New and Improved Bounds for Markov Paging
Chirag Pabbaraju, Ali Vakilian
TL;DR
This work studies online paging under a Markov request model, focusing on how online policies fare against the optimal online policy. It shows the dominating distribution algorithm achieves a tight $2$-competitive bound against $\mathrm{OPT}$, improving upon the classic $4$-competitive guarantee, and proves a $1.5907$ lower bound for the class of dominating distribution algorithms. The authors also tighten the associated analysis and derive a sharper bound for the median deterministic algorithm to $4$-competitive, while identifying and addressing sources of looseness via an enhanced charging scheme. Finally, the paper develops learning-theoretic results showing that a learned Markov chain from samples yields near-optimal competitiveness with high probability, enabling data-driven, learning-augmented paging approaches.
Abstract
In the Markov paging model, one assumes that page requests are drawn from a Markov chain over the pages in memory, and the goal is to maintain a fast cache that suffers few page faults in expectation.

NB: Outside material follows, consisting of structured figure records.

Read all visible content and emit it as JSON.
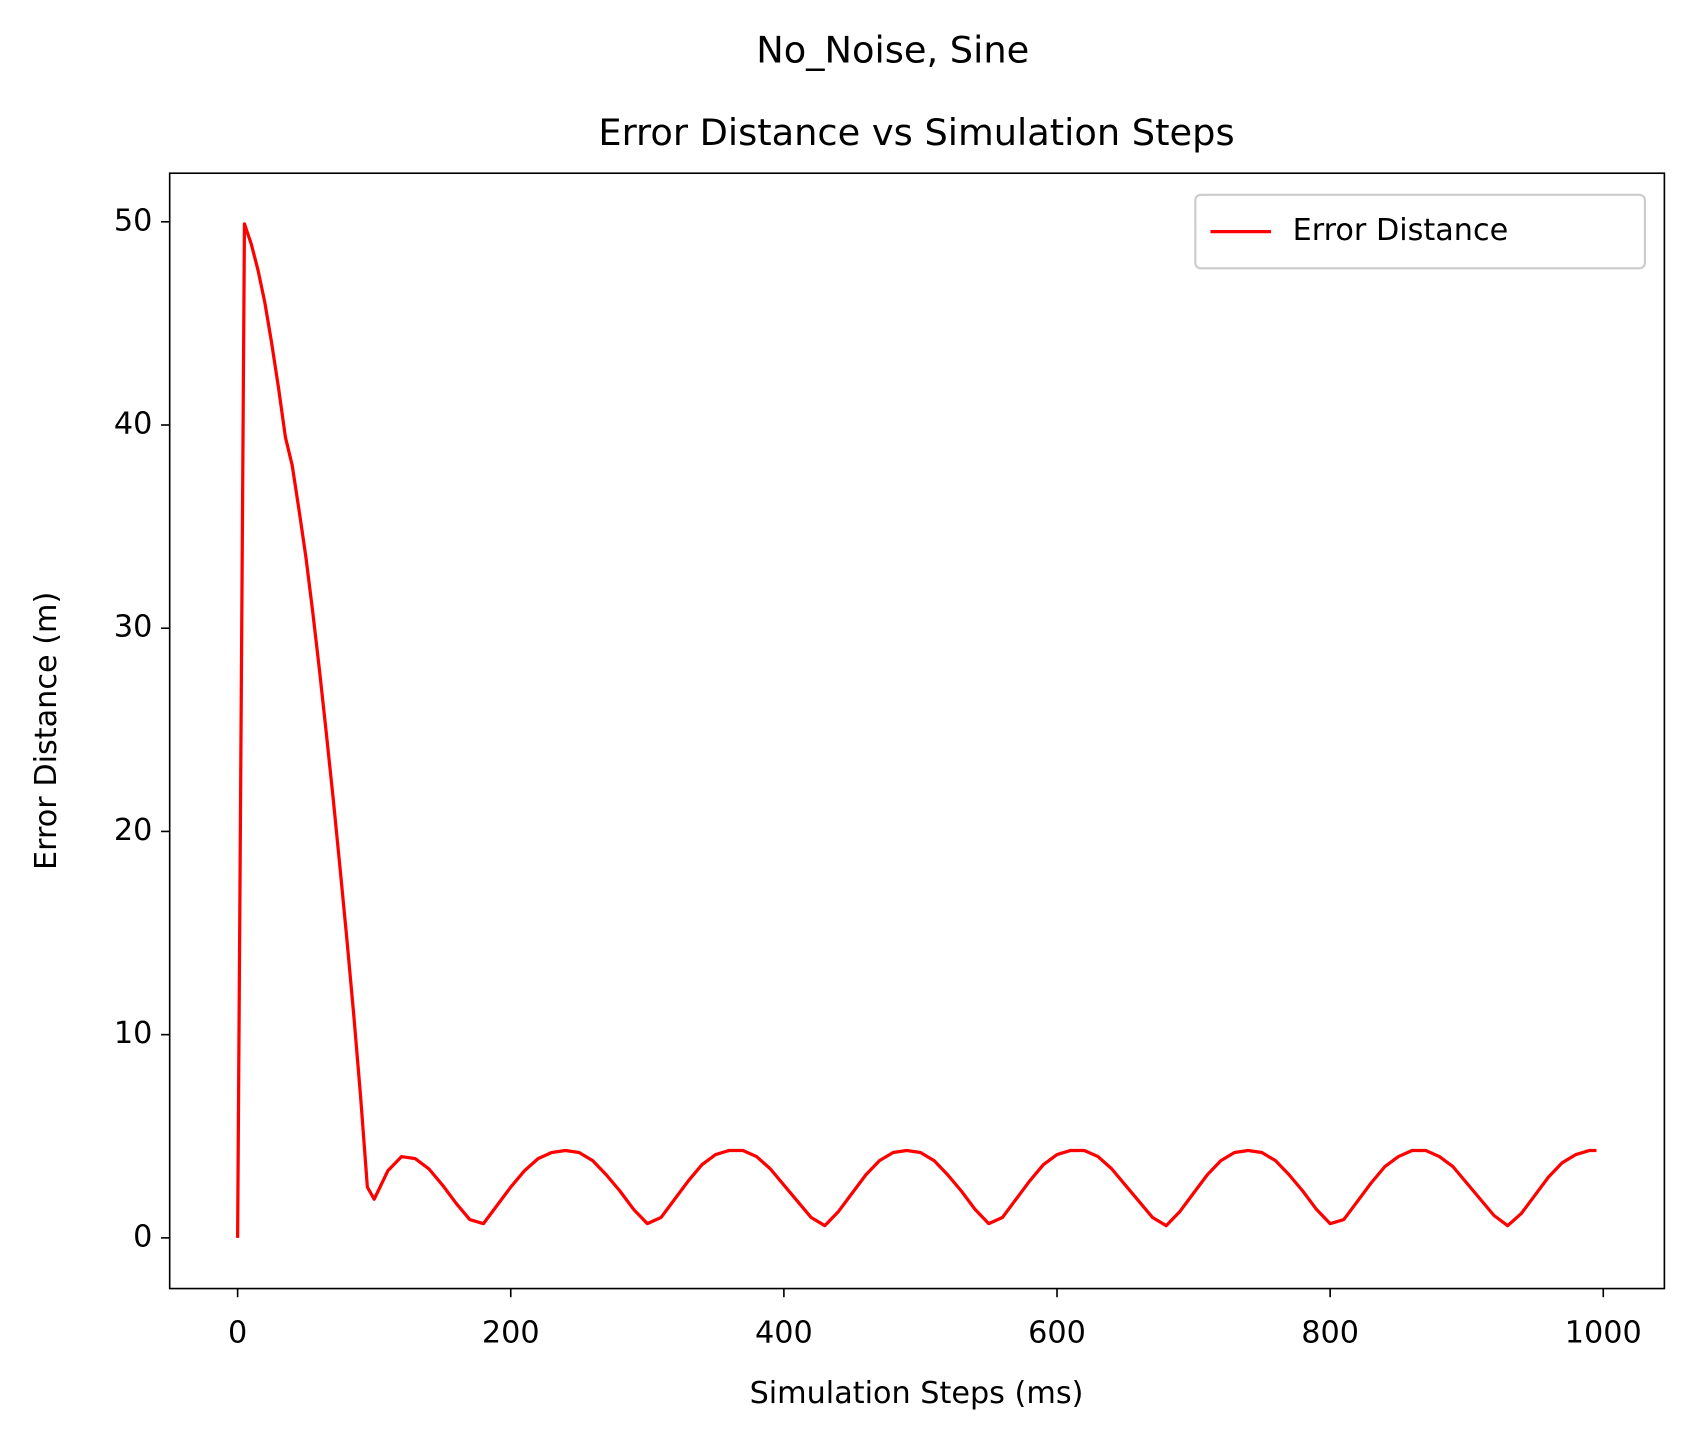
{
  "chart_data": {
    "type": "line",
    "suptitle": "No_Noise, Sine",
    "title": "Error Distance vs Simulation Steps",
    "xlabel": "Simulation Steps (ms)",
    "ylabel": "Error Distance (m)",
    "x": [
      0,
      5,
      10,
      15,
      20,
      25,
      30,
      35,
      40,
      45,
      50,
      55,
      60,
      65,
      70,
      75,
      80,
      85,
      90,
      95,
      100,
      110,
      120,
      130,
      140,
      150,
      160,
      170,
      180,
      190,
      200,
      210,
      220,
      230,
      240,
      250,
      260,
      270,
      280,
      290,
      300,
      310,
      320,
      330,
      340,
      350,
      360,
      370,
      380,
      390,
      400,
      410,
      420,
      430,
      440,
      450,
      460,
      470,
      480,
      490,
      500,
      510,
      520,
      530,
      540,
      550,
      560,
      570,
      580,
      590,
      600,
      610,
      620,
      630,
      640,
      650,
      660,
      670,
      680,
      690,
      700,
      710,
      720,
      730,
      740,
      750,
      760,
      770,
      780,
      790,
      800,
      810,
      820,
      830,
      840,
      850,
      860,
      870,
      880,
      890,
      900,
      910,
      920,
      930,
      940,
      950,
      960,
      970,
      980,
      990,
      995
    ],
    "series": [
      {
        "name": "Error Distance",
        "color": "#ff0000",
        "values": [
          0,
          49.9,
          48.9,
          47.6,
          46.0,
          44.0,
          41.8,
          39.4,
          38.0,
          35.8,
          33.5,
          30.8,
          27.9,
          24.8,
          21.6,
          18.2,
          14.7,
          11.0,
          7.0,
          2.5,
          1.9,
          3.3,
          4.0,
          3.9,
          3.4,
          2.6,
          1.7,
          0.9,
          0.7,
          1.6,
          2.5,
          3.3,
          3.9,
          4.2,
          4.3,
          4.2,
          3.8,
          3.1,
          2.3,
          1.4,
          0.7,
          1.0,
          1.9,
          2.8,
          3.6,
          4.1,
          4.3,
          4.3,
          4.0,
          3.4,
          2.6,
          1.8,
          1.0,
          0.6,
          1.3,
          2.2,
          3.1,
          3.8,
          4.2,
          4.3,
          4.2,
          3.8,
          3.1,
          2.3,
          1.4,
          0.7,
          1.0,
          1.9,
          2.8,
          3.6,
          4.1,
          4.3,
          4.3,
          4.0,
          3.4,
          2.6,
          1.8,
          1.0,
          0.6,
          1.3,
          2.2,
          3.1,
          3.8,
          4.2,
          4.3,
          4.2,
          3.8,
          3.1,
          2.3,
          1.4,
          0.7,
          0.9,
          1.8,
          2.7,
          3.5,
          4.0,
          4.3,
          4.3,
          4.0,
          3.5,
          2.7,
          1.9,
          1.1,
          0.6,
          1.2,
          2.1,
          3.0,
          3.7,
          4.1,
          4.3,
          4.3
        ]
      }
    ],
    "xlim": [
      -49.75,
      1044.75
    ],
    "xticks": [
      0,
      200,
      400,
      600,
      800,
      1000
    ],
    "ylim": [
      -2.495,
      52.39
    ],
    "yticks": [
      0,
      10,
      20,
      30,
      40,
      50
    ],
    "legend": "upper right"
  }
}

While computing the optimal online algorithm $(\mathrm{OPT})$ for this problem naively takes time exponential in the size of the cache, the best-known polynomial-time approximation algorithm is the dominating distribution algorithm due to Lund, Phillips and Reingold (FOCS 1994), who showed that the algorithm is $4$-competitive against $\mathrm{OPT}$. We substantially improve their analysis and show that the dominating distribution algorithm is in fact $2$-competitive against $\mathrm{OPT}$. We also show a lower bound of $1.5907$-competitiveness for this algorithm -- to the best of our knowledge, no such lower bound was previously known.